Agrigento diventa laboratorio green: tre giorni per scoprire il turismo lento e sostenibile

Agrigento diventa laboratorio green: tre giorni per scoprire il turismo lento e sostenibile

La sostenibilità, però, non riguarda soltanto ciò che mangiamo o il modo in cui ci spostiamo. Riguarda anche il rapporto con i luoghi che abitiamo e che accogliamo i visitatori. E Agrigento, con la Valle dei Templi, il centro storico e la costa, offre un esempio particolarmente significativo di questo intreccio tra ambiente, cultura e turismo.

Proprio per questo il programma prevede una passeggiata in e-bike tra i sentieri e gli scorci della Valle dei Templi, ma anche una grande attività collettiva di pulizia della spiaggia Le Dune, organizzata da Plastic Free. Due iniziative apparentemente diverse che condividono la stessa idea: conoscere un territorio significa anche prendersene cura.

Il festival affronta inoltre il tema dei cambiamenti climatici attraverso il confronto tra scienza e spiritualità, con il climatologo Luca Mercalli e padre Vito Impellizzeri. Un dialogo che porta al centro una delle questioni decisive dei prossimi anni: come conciliare sviluppo, tutela dell’ambiente e responsabilità verso le generazioni future.

Un altro capitolo riguarda il vino e l’enoturismo. La viticoltura sostenibile può diventare infatti uno strumento per raccontare il paesaggio agricolo siciliano, promuovere produzioni di qualità e costruire nuove esperienze turistiche legate ai territori rurali.
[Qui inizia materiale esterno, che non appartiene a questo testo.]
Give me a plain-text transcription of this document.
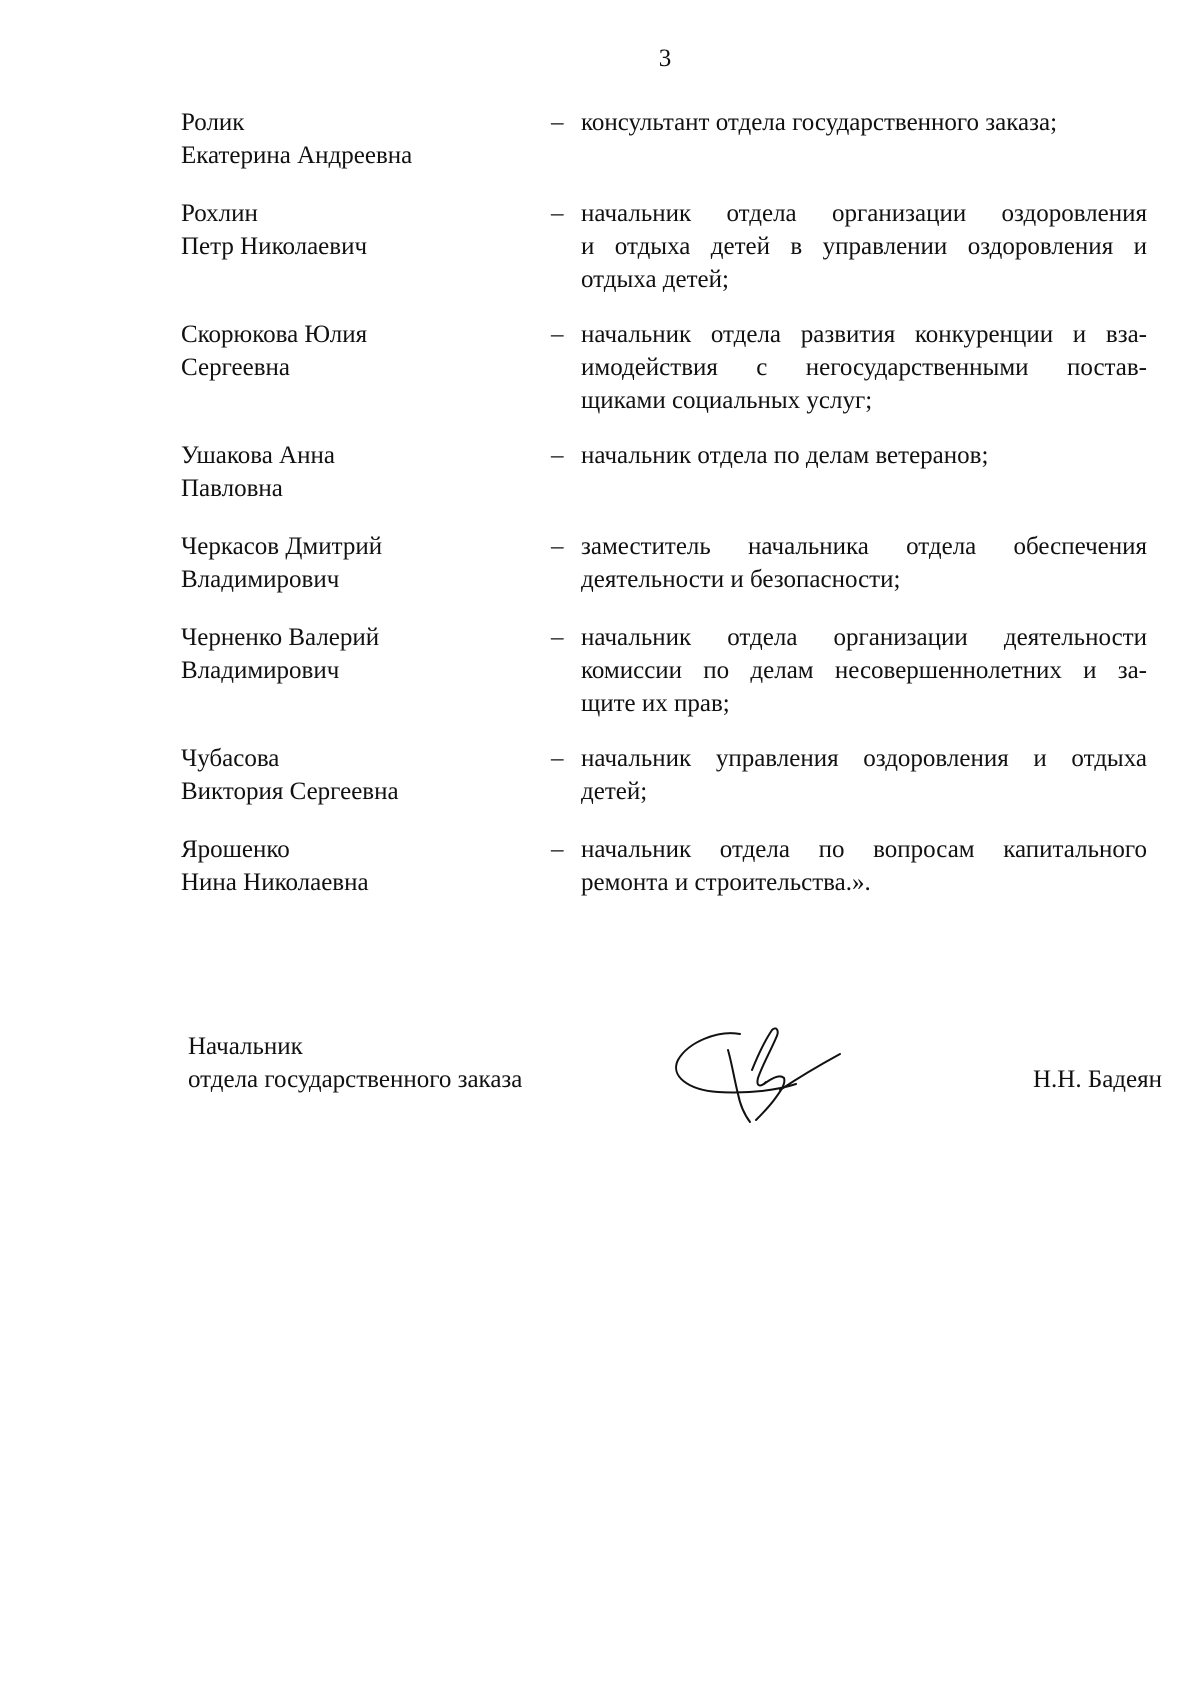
3
Ролик
Екатерина Андреевна
– консультант отдела государственного заказа;
Рохлин
Петр Николаевич
– начальник отдела организации оздоровления
и отдыха детей в управлении оздоровления и
отдыха детей;
Скорюкова Юлия
Сергеевна
– начальник отдела развития конкуренции и вза-
имодействия с негосударственными постав-
щиками социальных услуг;
Ушакова Анна
Павловна
– начальник отдела по делам ветеранов;
Черкасов Дмитрий
Владимирович
– заместитель начальника отдела обеспечения
деятельности и безопасности;
Черненко Валерий
Владимирович
– начальник отдела организации деятельности
комиссии по делам несовершеннолетних и за-
щите их прав;
Чубасова
Виктория Сергеевна
– начальник управления оздоровления и отдыха
детей;
Ярошенко
Нина Николаевна
– начальник отдела по вопросам капитального
ремонта и строительства.».
Начальник
отдела государственного заказа	Н.Н. Бадеян
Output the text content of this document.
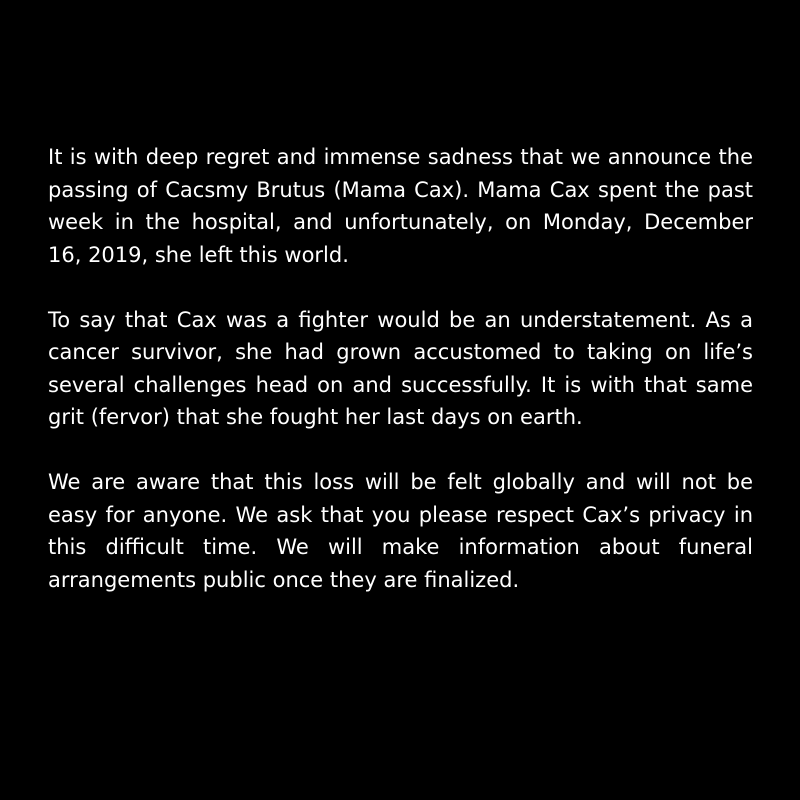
It is with deep regret and immense sadness that we announce the passing of Cacsmy Brutus (Mama Cax). Mama Cax spent the past week in the hospital, and unfortunately, on Monday, December 16, 2019, she left this world.

To say that Cax was a fighter would be an understatement. As a cancer survivor, she had grown accustomed to taking on life’s several challenges head on and successfully. It is with that same grit (fervor) that she fought her last days on earth.

We are aware that this loss will be felt globally and will not be easy for anyone. We ask that you please respect Cax’s privacy in this difficult time. We will make information about funeral arrangements public once they are finalized.
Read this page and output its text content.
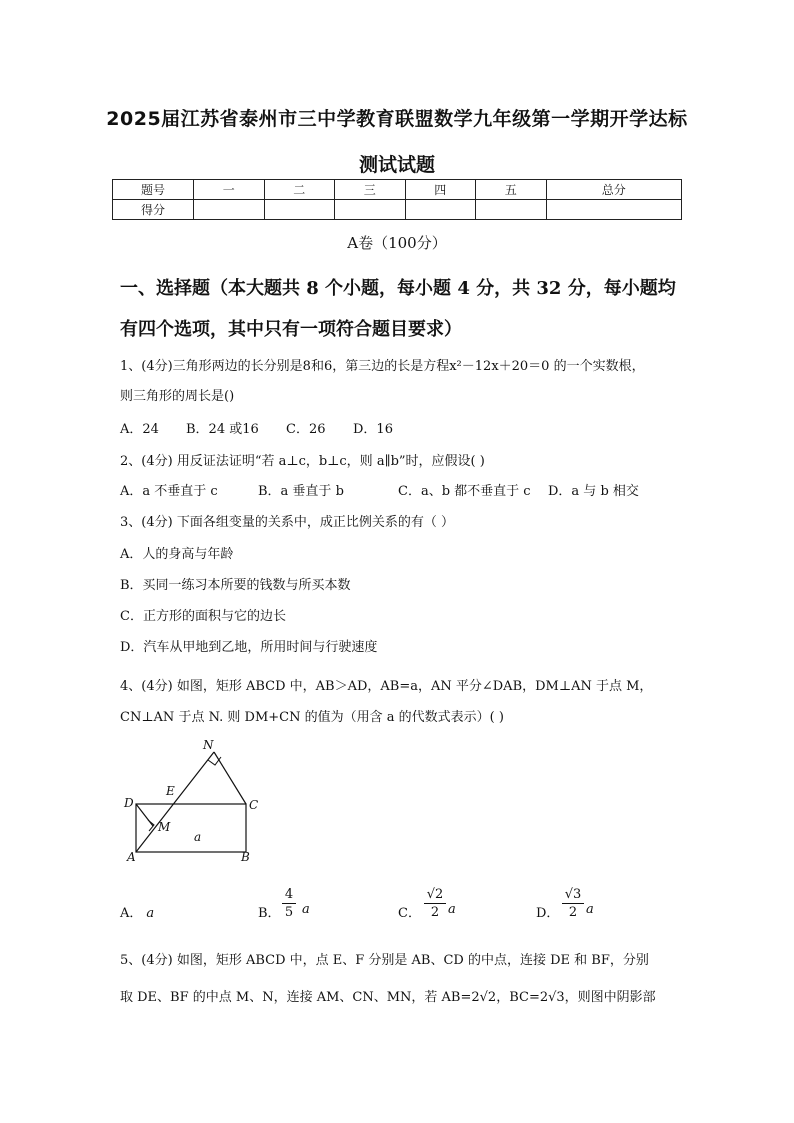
2025届江苏省泰州市三中学教育联盟数学九年级第一学期开学达标
测试试题
题号	一	二	三	四	五	总分
得分						
A卷（100分）
一、选择题（本大题共 8 个小题，每小题 4 分，共 32 分，每小题均
有四个选项，其中只有一项符合题目要求）
1、(4分)三角形两边的长分别是8和6，第三边的长是方程x²－12x＋20＝0 的一个实数根，
则三角形的周长是()
A．24 B．24 或16 C．26 D．16
2、(4分) 用反证法证明“若 a⊥c，b⊥c，则 a∥b”时，应假设( )
A．a 不垂直于 c	B．a 垂直于 b	C．a、b 都不垂直于 c D．a 与 b 相交
3、(4分) 下面各组变量的关系中，成正比例关系的有（ ）
A．人的身高与年龄
B．买同一练习本所要的钱数与所买本数
C．正方形的面积与它的边长
D．汽车从甲地到乙地，所用时间与行驶速度
4、(4分) 如图，矩形 ABCD 中，AB＞AD，AB=a，AN 平分∠DAB，DM⊥AN 于点 M，
CN⊥AN 于点 N. 则 DM+CN 的值为（用含 a 的代数式表示）( )
N
E
D	C
M
a
A	B
A． a	B．
4
5 a	C．
√2
2 a	D．
√3
2 a
5、(4分) 如图，矩形 ABCD 中，点 E、F 分别是 AB、CD 的中点，连接 DE 和 BF，分别
取 DE、BF 的中点 M、N，连接 AM、CN、MN，若 AB=2√2，BC=2√3，则图中阴影部
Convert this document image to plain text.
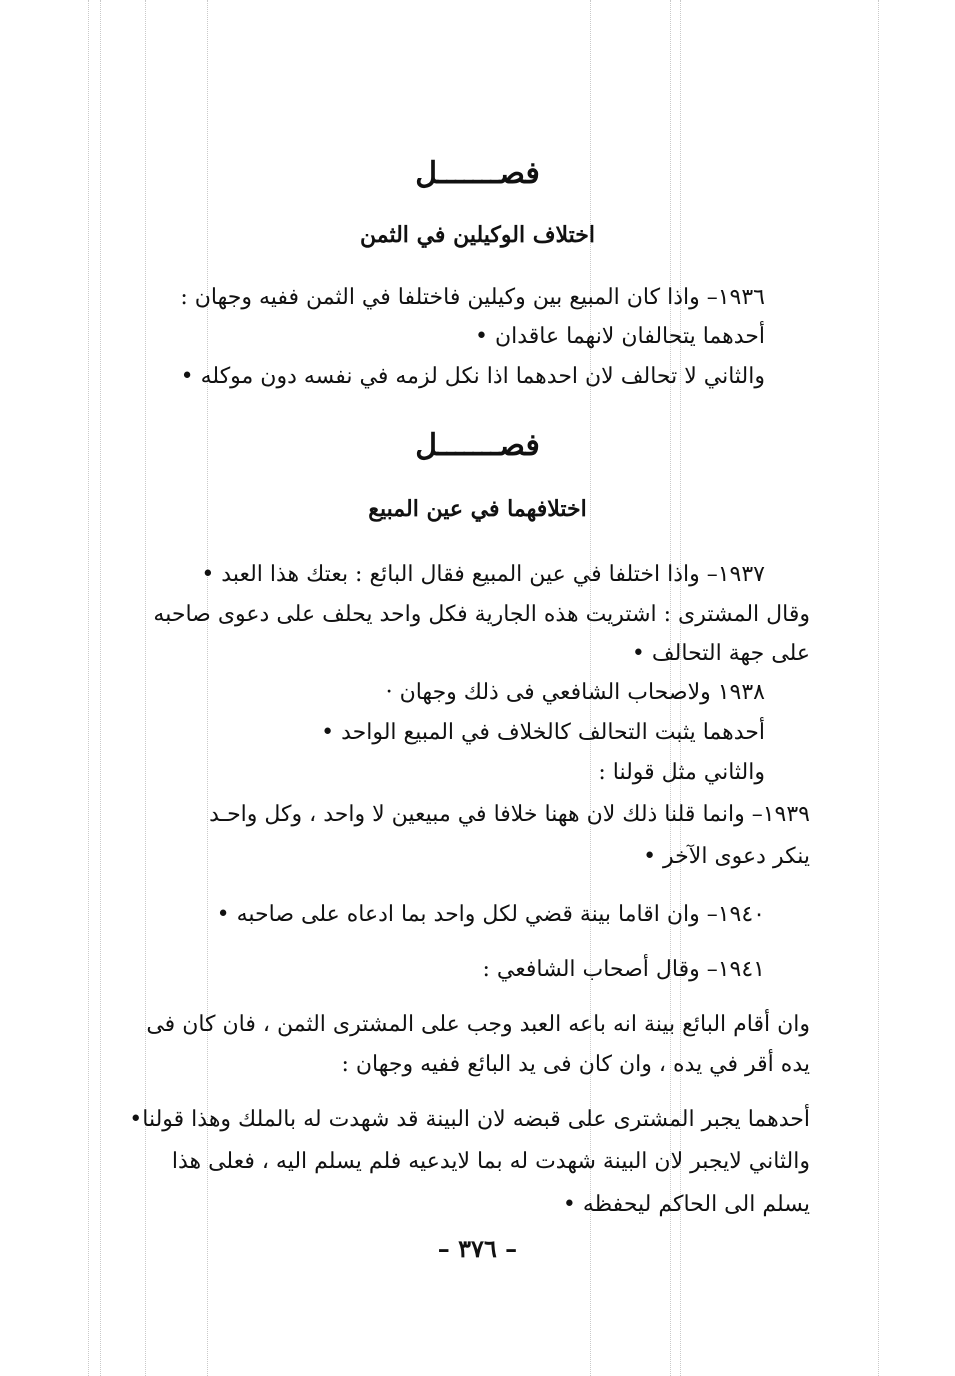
فصـــــــل
اختلاف الوكيلين في الثمن
١٩٣٦– واذا كان المبيع بين وكيلين فاختلفا في الثمن ففيه وجهان :
أحدهما يتحالفان لانهما عاقدان •
والثاني لا تحالف لان احدهما اذا نكل لزمه في نفسه دون موكله •
فصـــــــل
اختلافهما في عين المبيع
١٩٣٧– واذا اختلفا في عين المبيع فقال البائع : بعتك هذا العبد •
وقال المشترى : اشتريت هذه الجارية فكل واحد يحلف على دعوى صاحبه
على جهة التحالف •
١٩٣٨ ولاصحاب الشافعي فى ذلك وجهان ·
أحدهما يثبت التحالف كالخلاف في المبيع الواحد •
والثاني مثل قولنا :
١٩٣٩– وانما قلنا ذلك لان ههنا خلافا في مبيعين لا واحد ، وكل واحـد
ينكر دعوى الآخر •
١٩٤٠– وان اقاما بينة قضي لكل واحد بما ادعاه على صاحبه •
١٩٤١– وقال أصحاب الشافعي :
وان أقام البائع بينة انه باعه العبد وجب على المشترى الثمن ، فان كان فى
يده أقر في يده ، وان كان فى يد البائع ففيه وجهان :
أحدهما يجبر المشترى على قبضه لان البينة قد شهدت له بالملك وهذا قولنا•
والثاني لايجبر لان البينة شهدت له بما لايدعيه فلم يسلم اليه ، فعلى هذا
يسلم الى الحاكم ليحفظه •
– ٣٧٦ –
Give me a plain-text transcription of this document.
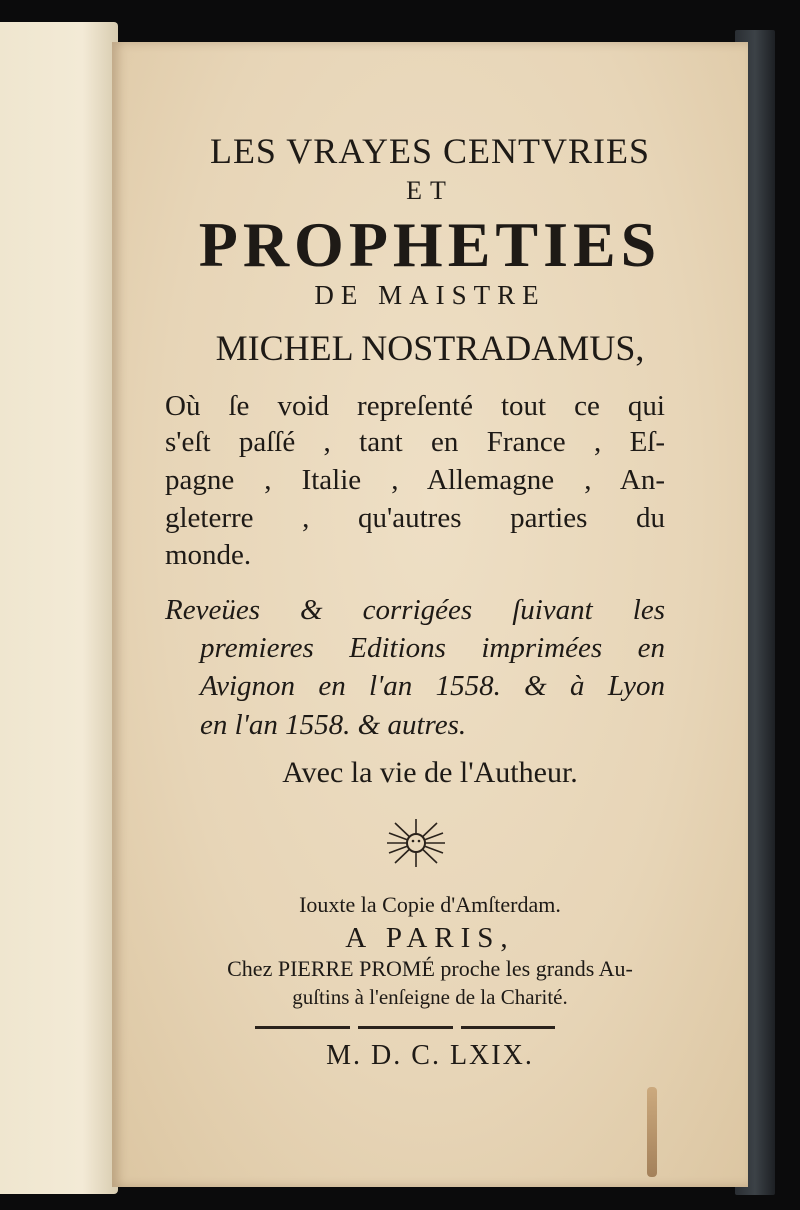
LES VRAYES CENTVRIES
ET
PROPHETIES
DE MAISTRE
MICHEL NOSTRADAMUS,
Où ſe void repreſenté tout ce qui
s'eſt paſſé , tant en France , Eſ-
pagne , Italie , Allemagne , An-
gleterre , qu'autres parties du
monde.
Reveües & corrigées ſuivant les
premieres Editions imprimées en
Avignon en l'an 1558. & à Lyon
en l'an 1558. & autres.
Avec la vie de l'Autheur.
Iouxte la Copie d'Amſterdam.
A PARIS,
Chez PIERRE PROMÉ proche les grands Au-
guſtins à l'enſeigne de la Charité.
M. D. C. LXIX.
E poi ci sono i bambini, protagonisti di diversi laboratori pensati per spiegare la sostenibilità attraverso il gioco e la creatività. Perché la vera transizione ecologica passa anche dalla capacità di costruire una nuova cultura ambientale, partendo dalle generazioni più giovani.

La musica, infine, accompagnerà le tre giornate con i concerti dei Santi Francesi, Davide Shorty e Casadilego al Teatro dell’Efebo.

Naturalmente Agrigento prova così a proporre un modello nel quale turismo e ambiente non siano più considerati mondi separati. La sfida è trasformare la bellezza del territorio in un’occasione di crescita senza consumarla, dimostrando che una destinazione turistica può essere attrattiva non soltanto per ciò che offre, ma anche per il modo in cui sceglie di proteggerlo.

Perché il turismo del futuro potrebbe essere proprio questo: arrivare in un luogo, scoprirlo lentamente e ripartire lasciandolo il più possibile come lo si è trovato, o magari un po’ migliore.